Redazione Scientifica
22 Aprile 2022

Non può ritenersi che il fatto compiuto nel quadro della gestione di una “piazza di spaccio” sia di lieve entità, sebbene i singoli episodi di cessione siano di modica quantità, «giacché anche tale condotta, in quanto posta in essere nell'ambito di un'articolata organizzazione di supporto, è indice di una comprovata capacità dell'autore di assicurare uno stabile commercio di sostanza stupefacente».

La Corte d'appello aveva confermato la pronuncia del GUP che, a seguito di un giudizio immediato, aveva condannato M.M. alla pena di quattro anni e otto mesi di reclusione per spaccio di sostanze stupefacenti.

L'imputato propone ricorso per Cassazione, denunciando, tra i vari motivi, violazione di legge e vizio di motivazione per il mancato inquadramento della fattispecie in esame nella ipotesi meno grave di cui all'art. 73, comma 5, d.P.R. n. 309/1990.

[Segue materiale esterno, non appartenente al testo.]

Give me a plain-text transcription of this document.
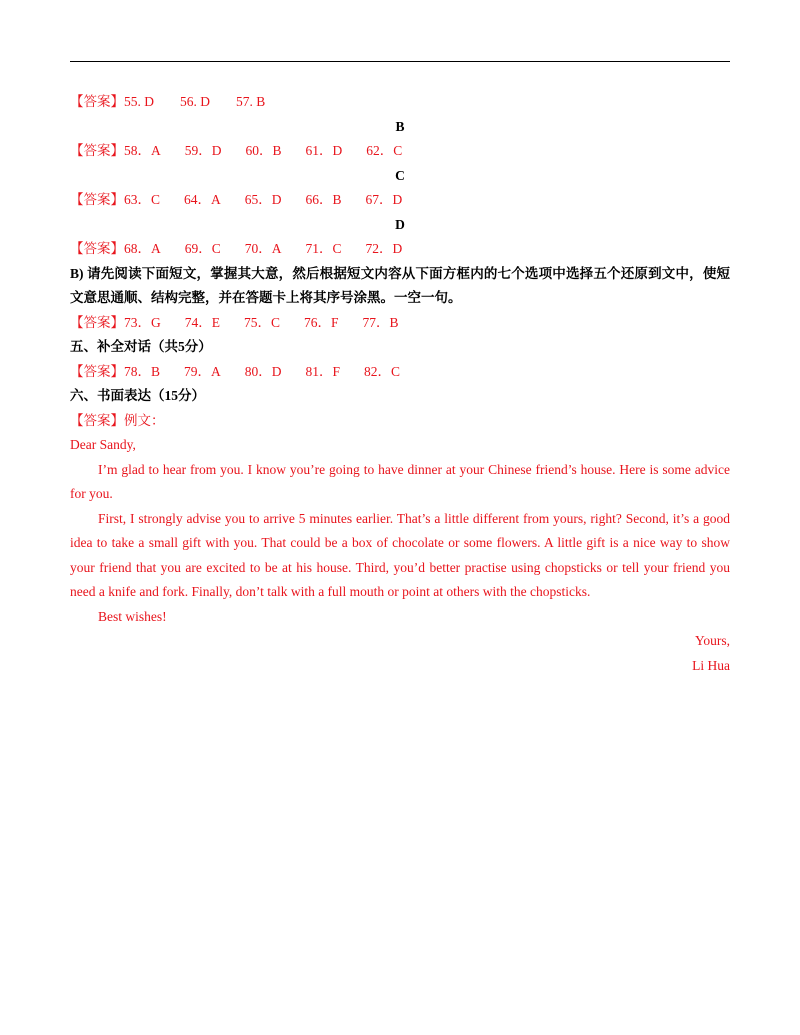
【答案】55. D 56. D 57. B
B
【答案】58．A 59．D 60．B 61．D 62．C
C
【答案】63．C 64．A 65．D 66．B 67．D
D
【答案】68．A 69．C 70．A 71．C 72．D
B) 请先阅读下面短文，掌握其大意，然后根据短文内容从下面方框内的七个选项中选择五个还原到文中，使短文意思通顺、结构完整，并在答题卡上将其序号涂黑。一空一句。
【答案】73．G 74．E 75．C 76．F 77．B
五、补全对话（共5分）
【答案】78．B 79．A 80．D 81．F 82．C
六、书面表达（15分）
【答案】例文：
Dear Sandy,
I’m glad to hear from you. I know you’re going to have dinner at your Chinese friend’s house. Here is some advice for you.
First, I strongly advise you to arrive 5 minutes earlier. That’s a little different from yours, right? Second, it’s a good idea to take a small gift with you. That could be a box of chocolate or some flowers. A little gift is a nice way to show your friend that you are excited to be at his house. Third, you’d better practise using chopsticks or tell your friend you need a knife and fork. Finally, don’t talk with a full mouth or point at others with the chopsticks.
Best wishes!
Yours,
Li Hua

La doglianza è inammissibile.

Secondo la Suprema Corte, infatti, i giudici di secondo grado hanno fornito una motivazione esaustiva in merito all'esclusione della ricorrenza dell'ipotesi disciplinata dall'art. 73, comma 5, d.P.R. n. 309/1990.

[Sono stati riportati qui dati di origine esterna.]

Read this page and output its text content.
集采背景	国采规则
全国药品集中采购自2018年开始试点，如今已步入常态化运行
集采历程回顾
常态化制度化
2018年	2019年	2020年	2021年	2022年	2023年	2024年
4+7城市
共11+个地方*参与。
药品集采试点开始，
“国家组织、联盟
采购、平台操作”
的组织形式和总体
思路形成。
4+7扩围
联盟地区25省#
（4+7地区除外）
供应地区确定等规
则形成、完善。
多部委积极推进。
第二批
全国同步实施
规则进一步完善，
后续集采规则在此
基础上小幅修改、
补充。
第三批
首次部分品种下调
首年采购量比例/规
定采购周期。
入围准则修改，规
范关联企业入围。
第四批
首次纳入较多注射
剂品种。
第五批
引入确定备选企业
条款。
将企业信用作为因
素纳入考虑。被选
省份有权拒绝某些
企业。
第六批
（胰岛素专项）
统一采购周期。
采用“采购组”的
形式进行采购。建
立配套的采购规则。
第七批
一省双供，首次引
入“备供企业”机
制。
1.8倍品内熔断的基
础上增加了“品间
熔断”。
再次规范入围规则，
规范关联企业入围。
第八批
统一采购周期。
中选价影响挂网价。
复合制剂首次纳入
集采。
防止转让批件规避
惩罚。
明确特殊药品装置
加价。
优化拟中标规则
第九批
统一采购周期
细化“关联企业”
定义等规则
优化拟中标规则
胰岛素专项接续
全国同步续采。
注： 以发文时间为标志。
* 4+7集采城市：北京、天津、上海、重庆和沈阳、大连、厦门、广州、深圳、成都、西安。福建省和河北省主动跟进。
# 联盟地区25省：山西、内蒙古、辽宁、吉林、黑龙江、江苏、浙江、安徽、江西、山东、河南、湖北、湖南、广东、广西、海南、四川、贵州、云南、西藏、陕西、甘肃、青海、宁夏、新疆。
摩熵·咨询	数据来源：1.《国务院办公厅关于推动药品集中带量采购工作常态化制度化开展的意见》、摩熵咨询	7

La Corte d'appello, infatti, ha valorizzato il ruolo assunto dall'imputato in una “piazza di spaccio seriale” nella quale l'imputato era il riferimento di molti acquirenti, valutando anche l'ingente quantitativo di sostanze smerciato, oltre che l'accertata capacità di approvvigionamento sistematico di eroina e cocaina.

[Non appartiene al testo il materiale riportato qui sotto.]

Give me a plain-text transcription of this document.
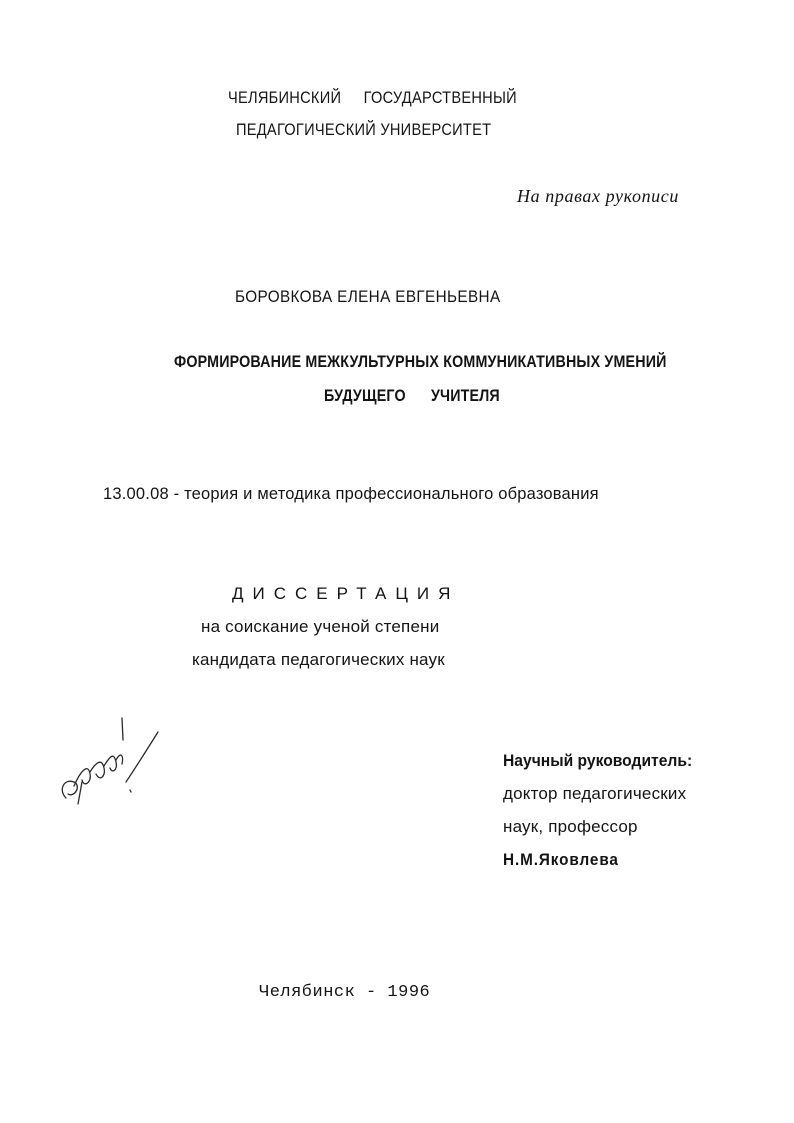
ЧЕЛЯБИНСКИЙ ГОСУДАРСТВЕННЫЙ
ПЕДАГОГИЧЕСКИЙ УНИВЕРСИТЕТ
На правах рукописи
БОРОВКОВА ЕЛЕНА ЕВГЕНЬЕВНА
ФОРМИРОВАНИЕ МЕЖКУЛЬТУРНЫХ КОММУНИКАТИВНЫХ УМЕНИЙ
БУДУЩЕГО УЧИТЕЛЯ
13.00.08 - теория и методика профессионального образования
ДИССЕРТАЦИЯ
на соискание ученой степени
кандидата педагогических наук
Научный руководитель:
доктор педагогических
наук, профессор
Н.М.Яковлева
Челябинск - 1996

Pertanto, i giudici hanno fatto corretta applicazione del principio secondo cui, ai fini del riconoscimento del reato di cui all'art. 73, comma 5, d.P.R. n. 309/1990, la valutazione dell'offensività della condotta non può essere ancorata solo alla quantità di sostanza singolarmente spacciata o detenuta, «ma alle concrete capacità di azione del soggetto ed alle sue relazioni con il mercato di riferimento, avuto riguardo all'entità di droga movimentata in un determinato lasso di tempo, al numero di assuntori riforniti, alla rete organizzativa e/o alle peculiari modalità adottate per porre in essere le condotte illecite al riparo da controlli e azioni repressive delle forze dell'ordine» (Cass. pen., n. 13982/2018).

Non può, quindi, ritenersi che il fatto compiuto nel quadro della gestione di una “piazza di spaccio” sia di lieve entità, sebbene i singoli episodi di cessione siano di modica quantità, «giacché anche tale condotta, in quanto posta in essere nell'ambito di un'articolata organizzazione di supporto, è indice di una comprovata capacità dell'autore di assicurare uno stabile commercio di sostanza stupefacente».

Per questi motivi, la Cassazione dichiara il ricorso inammissibile.